Another very prominent output choice is the 4469 encoder line driver. Unlike the 7272, the 4469 has much higher current-driving capability, typically in the 100mA range, depending upon manufacturer. This is a definite advantage in ap¬plications with longer cable runs, usually between 100 and 300 feet. However, this higher current capability does come with a drawback. Higher current means greater heat dissipation, which restricts voltage range. A typical mirrored-voltage output is limited to 15VDC, but input voltage can be increased to 24 volts if a regulated 5 volt output is chosen.
As far as cost is concerned, the 4469 encoder line driver is comparable to the 7272. The 4469 does not have the automatic protective function for overcurrent. It can be driven as hard as possible without worry of a trip-out, but this can have an obvious adverse effect on its useable life.

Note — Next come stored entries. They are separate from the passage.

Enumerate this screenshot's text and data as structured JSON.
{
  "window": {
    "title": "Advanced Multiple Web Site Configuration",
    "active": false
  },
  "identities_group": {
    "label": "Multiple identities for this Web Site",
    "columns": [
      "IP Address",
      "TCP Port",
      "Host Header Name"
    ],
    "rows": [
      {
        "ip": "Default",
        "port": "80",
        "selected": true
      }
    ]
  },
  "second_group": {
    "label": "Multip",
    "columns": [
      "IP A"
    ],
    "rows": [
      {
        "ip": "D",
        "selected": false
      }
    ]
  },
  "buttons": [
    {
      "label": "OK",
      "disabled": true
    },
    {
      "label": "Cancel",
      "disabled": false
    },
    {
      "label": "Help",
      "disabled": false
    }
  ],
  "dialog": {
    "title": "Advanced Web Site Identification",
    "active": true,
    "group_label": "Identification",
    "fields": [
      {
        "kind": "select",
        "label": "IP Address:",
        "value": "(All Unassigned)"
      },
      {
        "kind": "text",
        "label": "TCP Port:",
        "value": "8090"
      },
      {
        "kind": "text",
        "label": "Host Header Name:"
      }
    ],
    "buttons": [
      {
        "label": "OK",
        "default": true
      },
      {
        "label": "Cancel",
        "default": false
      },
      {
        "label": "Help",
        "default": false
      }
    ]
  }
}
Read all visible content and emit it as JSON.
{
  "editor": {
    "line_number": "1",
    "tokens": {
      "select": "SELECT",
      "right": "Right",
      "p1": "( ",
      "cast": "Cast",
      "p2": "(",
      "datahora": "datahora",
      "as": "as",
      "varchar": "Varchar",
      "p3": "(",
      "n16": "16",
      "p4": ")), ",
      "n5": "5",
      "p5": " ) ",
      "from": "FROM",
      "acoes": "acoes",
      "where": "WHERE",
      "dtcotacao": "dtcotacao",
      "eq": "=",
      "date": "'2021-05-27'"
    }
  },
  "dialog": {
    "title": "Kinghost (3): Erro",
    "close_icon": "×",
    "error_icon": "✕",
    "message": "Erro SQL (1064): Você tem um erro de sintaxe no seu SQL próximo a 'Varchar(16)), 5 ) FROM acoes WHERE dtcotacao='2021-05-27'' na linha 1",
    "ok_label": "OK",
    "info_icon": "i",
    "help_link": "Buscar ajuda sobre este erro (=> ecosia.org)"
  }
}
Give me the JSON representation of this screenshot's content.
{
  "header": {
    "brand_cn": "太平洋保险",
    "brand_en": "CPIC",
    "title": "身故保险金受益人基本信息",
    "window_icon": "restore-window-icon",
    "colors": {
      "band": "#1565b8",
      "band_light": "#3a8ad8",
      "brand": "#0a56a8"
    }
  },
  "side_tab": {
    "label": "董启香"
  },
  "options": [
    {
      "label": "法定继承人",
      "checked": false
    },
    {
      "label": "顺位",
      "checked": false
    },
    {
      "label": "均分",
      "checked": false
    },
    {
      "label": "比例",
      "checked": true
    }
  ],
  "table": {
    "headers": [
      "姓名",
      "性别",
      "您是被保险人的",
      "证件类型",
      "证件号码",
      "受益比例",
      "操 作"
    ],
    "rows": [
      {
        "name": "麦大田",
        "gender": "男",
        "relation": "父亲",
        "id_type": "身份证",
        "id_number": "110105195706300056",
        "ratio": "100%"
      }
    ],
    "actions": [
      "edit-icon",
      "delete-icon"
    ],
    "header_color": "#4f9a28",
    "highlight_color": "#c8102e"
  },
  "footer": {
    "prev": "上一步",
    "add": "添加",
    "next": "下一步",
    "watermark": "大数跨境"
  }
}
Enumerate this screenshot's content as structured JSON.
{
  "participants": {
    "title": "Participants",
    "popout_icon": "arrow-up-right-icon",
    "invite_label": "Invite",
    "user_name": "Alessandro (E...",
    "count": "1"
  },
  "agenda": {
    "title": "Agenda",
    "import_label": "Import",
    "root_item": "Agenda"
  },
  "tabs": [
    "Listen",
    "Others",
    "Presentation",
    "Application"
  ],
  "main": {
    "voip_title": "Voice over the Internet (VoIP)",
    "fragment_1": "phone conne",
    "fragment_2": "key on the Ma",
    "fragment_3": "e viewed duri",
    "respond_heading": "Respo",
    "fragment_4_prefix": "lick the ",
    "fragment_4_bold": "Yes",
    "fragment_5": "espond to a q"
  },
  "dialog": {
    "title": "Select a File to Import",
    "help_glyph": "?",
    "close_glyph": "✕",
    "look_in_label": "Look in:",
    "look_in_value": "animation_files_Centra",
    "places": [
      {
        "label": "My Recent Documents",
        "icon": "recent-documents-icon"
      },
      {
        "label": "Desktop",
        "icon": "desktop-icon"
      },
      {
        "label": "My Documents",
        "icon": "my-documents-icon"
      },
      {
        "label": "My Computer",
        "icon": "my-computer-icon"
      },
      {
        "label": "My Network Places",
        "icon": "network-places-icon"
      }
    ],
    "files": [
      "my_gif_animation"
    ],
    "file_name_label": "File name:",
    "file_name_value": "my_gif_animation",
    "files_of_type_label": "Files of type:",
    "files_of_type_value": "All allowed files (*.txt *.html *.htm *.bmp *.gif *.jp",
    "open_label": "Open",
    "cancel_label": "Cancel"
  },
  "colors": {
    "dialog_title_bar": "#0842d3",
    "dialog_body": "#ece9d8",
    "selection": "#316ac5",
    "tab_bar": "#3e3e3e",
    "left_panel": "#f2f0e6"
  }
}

The 7272 provides a wide voltage range but only limited cable runs. The 4469 can accommodate much longer runs but only with voltage limitations. For applications that require both characteristics, choose a high-power MOSFET like the ic-DL encoder line driver. These high-power MOSFETs offer the best of both worlds: wide voltage range and high current capability to support long cable runs.
The MOSFETs have less voltage drop on the output so the output signals are closer to VCC and ground than that generated by either the 7272 or 4469 chips. The result is an output signal with a wider voltage differential and a faster rise time than the other line drivers. The trade-off for faster switching is that the signal will have some overshoot and ringing. Whether this becomes a problem depends on the other elements of the system like the drives. The impedance of a longer cable run acts as a natural filter. The trade-off is a certain amount of signal degradation but the MOSFET generates higher output current, so they provide better overall performance.
Another benefit of the ic-DL is its adaptive circuitry. This line driver will adapt its output impedance to match load requirements and the type of cable being used. This helps ensure a clean, crisp signal back at the controller regardless of the type of cable, length, and control device. Like the 7272, the ic-DL also features a protective function against over-temperature.
A true “universal voltage” of 5-30VDC can be applied with the ic-DL chip, but this comes at a price. The typical component cost of this kind of chip can be up to five times that of the 7272 or 4469.
The increased voltage/current capacity also enables the ic-DL encoder line driver to support cable runs well in excess of 500m.
See all incremental encoders with High Power MOSFET line driver options here
The 7273 is an open-collector encoder line driver, a simple, economical solution for wide range of applications. It is a sinking type output driver, making it unsuitable for longer cable runs or high-noise environments. For the right application and paired with an appropriately sized pull-up resistor, a 7273 line driver can be a very good solution.
Defined by the TIA standard, the RS-422 is a transceiver that can be used with encoders as a differential line driver. The chip offers TTL-style output with a five-volt regulated output. It is frequently used in legacy systems as a simple, economical solution. RS-422 physical media also can be used with absolute encoders to connect up to 10 devices.